Dass die Qualität der Arbeitsbedingungen von befristeten oder teilzeitbeschäftigten Personen in Südtirol in vielerlei Hinsicht der von vollzeiterwerbstätigen Fixangestellten entspricht, zeigt AFI-Forscher Tobias Hölbling in seiner aktuellen Auswertung der EWCS-Umfrage zu den Arbeitsbedingungen in Südtirol auf.

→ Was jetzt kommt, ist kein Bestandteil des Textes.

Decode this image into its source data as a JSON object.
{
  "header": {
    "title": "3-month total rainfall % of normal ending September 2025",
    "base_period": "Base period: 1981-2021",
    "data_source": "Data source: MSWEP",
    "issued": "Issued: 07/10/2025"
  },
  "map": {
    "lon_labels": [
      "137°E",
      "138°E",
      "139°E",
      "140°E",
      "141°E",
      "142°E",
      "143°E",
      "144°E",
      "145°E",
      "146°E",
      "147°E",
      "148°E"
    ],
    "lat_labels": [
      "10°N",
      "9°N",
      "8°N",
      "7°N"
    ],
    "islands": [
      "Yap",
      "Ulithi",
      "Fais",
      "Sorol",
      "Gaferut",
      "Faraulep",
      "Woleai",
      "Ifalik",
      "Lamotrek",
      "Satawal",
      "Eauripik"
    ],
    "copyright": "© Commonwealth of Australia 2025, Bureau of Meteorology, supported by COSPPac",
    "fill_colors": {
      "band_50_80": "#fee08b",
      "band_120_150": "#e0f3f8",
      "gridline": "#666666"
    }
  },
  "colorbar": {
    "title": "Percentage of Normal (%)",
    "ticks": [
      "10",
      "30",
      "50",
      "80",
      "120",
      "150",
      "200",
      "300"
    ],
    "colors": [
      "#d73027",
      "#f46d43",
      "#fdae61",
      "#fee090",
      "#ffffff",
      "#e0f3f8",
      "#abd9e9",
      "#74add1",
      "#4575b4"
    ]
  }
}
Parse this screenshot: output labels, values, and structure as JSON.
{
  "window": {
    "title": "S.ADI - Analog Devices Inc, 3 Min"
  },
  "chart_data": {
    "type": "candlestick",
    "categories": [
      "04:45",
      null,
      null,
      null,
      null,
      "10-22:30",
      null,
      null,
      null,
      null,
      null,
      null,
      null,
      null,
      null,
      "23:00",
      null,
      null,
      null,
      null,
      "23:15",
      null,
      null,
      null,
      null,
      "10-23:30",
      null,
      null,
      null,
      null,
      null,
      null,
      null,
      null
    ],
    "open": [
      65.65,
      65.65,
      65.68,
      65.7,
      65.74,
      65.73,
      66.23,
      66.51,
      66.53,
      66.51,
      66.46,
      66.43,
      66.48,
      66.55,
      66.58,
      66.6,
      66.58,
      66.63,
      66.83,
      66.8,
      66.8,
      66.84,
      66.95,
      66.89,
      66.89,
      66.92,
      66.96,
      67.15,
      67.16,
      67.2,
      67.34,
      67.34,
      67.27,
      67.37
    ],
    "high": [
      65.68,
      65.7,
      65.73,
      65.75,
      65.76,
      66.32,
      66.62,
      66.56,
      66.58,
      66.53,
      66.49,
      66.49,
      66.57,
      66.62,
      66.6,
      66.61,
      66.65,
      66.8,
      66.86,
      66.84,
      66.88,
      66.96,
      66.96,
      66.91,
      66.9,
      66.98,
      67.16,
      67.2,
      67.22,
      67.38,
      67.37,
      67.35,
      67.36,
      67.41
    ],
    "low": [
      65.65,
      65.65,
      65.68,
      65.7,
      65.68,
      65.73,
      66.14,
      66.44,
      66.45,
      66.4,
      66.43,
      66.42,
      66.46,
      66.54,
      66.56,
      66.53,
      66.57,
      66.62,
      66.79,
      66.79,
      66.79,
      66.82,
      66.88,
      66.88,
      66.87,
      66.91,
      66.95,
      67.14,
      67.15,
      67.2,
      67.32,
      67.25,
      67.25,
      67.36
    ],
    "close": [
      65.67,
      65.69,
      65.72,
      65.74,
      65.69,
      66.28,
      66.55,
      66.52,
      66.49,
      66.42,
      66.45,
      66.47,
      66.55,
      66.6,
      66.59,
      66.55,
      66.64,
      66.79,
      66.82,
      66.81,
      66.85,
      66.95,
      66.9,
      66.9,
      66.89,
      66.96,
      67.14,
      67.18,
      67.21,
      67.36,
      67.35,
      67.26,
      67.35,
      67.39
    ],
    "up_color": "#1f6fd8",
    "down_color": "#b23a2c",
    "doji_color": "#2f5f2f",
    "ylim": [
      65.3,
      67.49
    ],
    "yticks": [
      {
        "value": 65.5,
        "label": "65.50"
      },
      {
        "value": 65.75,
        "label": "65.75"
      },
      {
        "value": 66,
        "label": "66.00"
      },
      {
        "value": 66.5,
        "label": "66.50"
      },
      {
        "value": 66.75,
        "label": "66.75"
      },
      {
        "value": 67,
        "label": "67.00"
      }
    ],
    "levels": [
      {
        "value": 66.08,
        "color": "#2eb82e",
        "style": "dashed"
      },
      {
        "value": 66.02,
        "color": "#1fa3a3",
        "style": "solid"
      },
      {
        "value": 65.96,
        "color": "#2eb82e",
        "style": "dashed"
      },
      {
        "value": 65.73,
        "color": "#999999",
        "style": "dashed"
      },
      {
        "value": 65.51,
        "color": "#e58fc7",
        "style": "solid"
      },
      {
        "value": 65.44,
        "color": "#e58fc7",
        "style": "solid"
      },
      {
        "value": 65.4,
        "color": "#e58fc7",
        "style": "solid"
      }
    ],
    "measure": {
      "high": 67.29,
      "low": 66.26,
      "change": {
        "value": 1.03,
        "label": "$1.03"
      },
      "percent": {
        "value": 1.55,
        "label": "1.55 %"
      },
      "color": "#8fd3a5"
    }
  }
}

Allerdings haben befristete Arbeitsverhältnisse tatsächlich eine geringere Qualität der Arbeitsbedingungen zur Folge, wenn sie in Kombination mit Teilzeitarbeit über längere Perioden laufen. Auf dem Karriereindex haben unbefristet Vollzeitbeschäftigte mit 67 Punkten die besten Aussichten, befristet Teilzeitbeschäftigte mit 52 Punkten hingegen die schlechtesten“, so Hölbling. In Südtirol arbeiten Frauen viermal öfter in befristeter Teilzeit als Männer, heißt es im AFI-Zoom.
„Wir freuen uns über die relativ hohe Arbeitsplatzqualität in Südtirol. Was uns Sorgen bereitet, sind mehr die Langzeitfolgen der befristeten Beschäftigung“, betont AFI-Direktor Stefan Perini. Wissenschaftliche Studien belegten eine erschwerte Lebensplanung – „Denken wir nur an den Zugang zum Kredit für den Erwerb des Eigenheims“, so Perini. An Befristungen würden Partnerschaften aufgrund häufiger Arbeits- und Ortswechsel leiden: „Belegt ist, dass befristet Beschäftigte im Schnitt weniger Kinder bekommen als unbefristete“, so das AFI. Längere Phasen von Nicht-Erwerbstätigkeit wirkten sich negativ auf die Rentenposition aus, Ähnliches gelte für die Teilzeitarbeit. Diese „Frauendomäne“ sei ein Mitfaktor für die weibliche Altersarmut, resümiert der AFI-Direktor.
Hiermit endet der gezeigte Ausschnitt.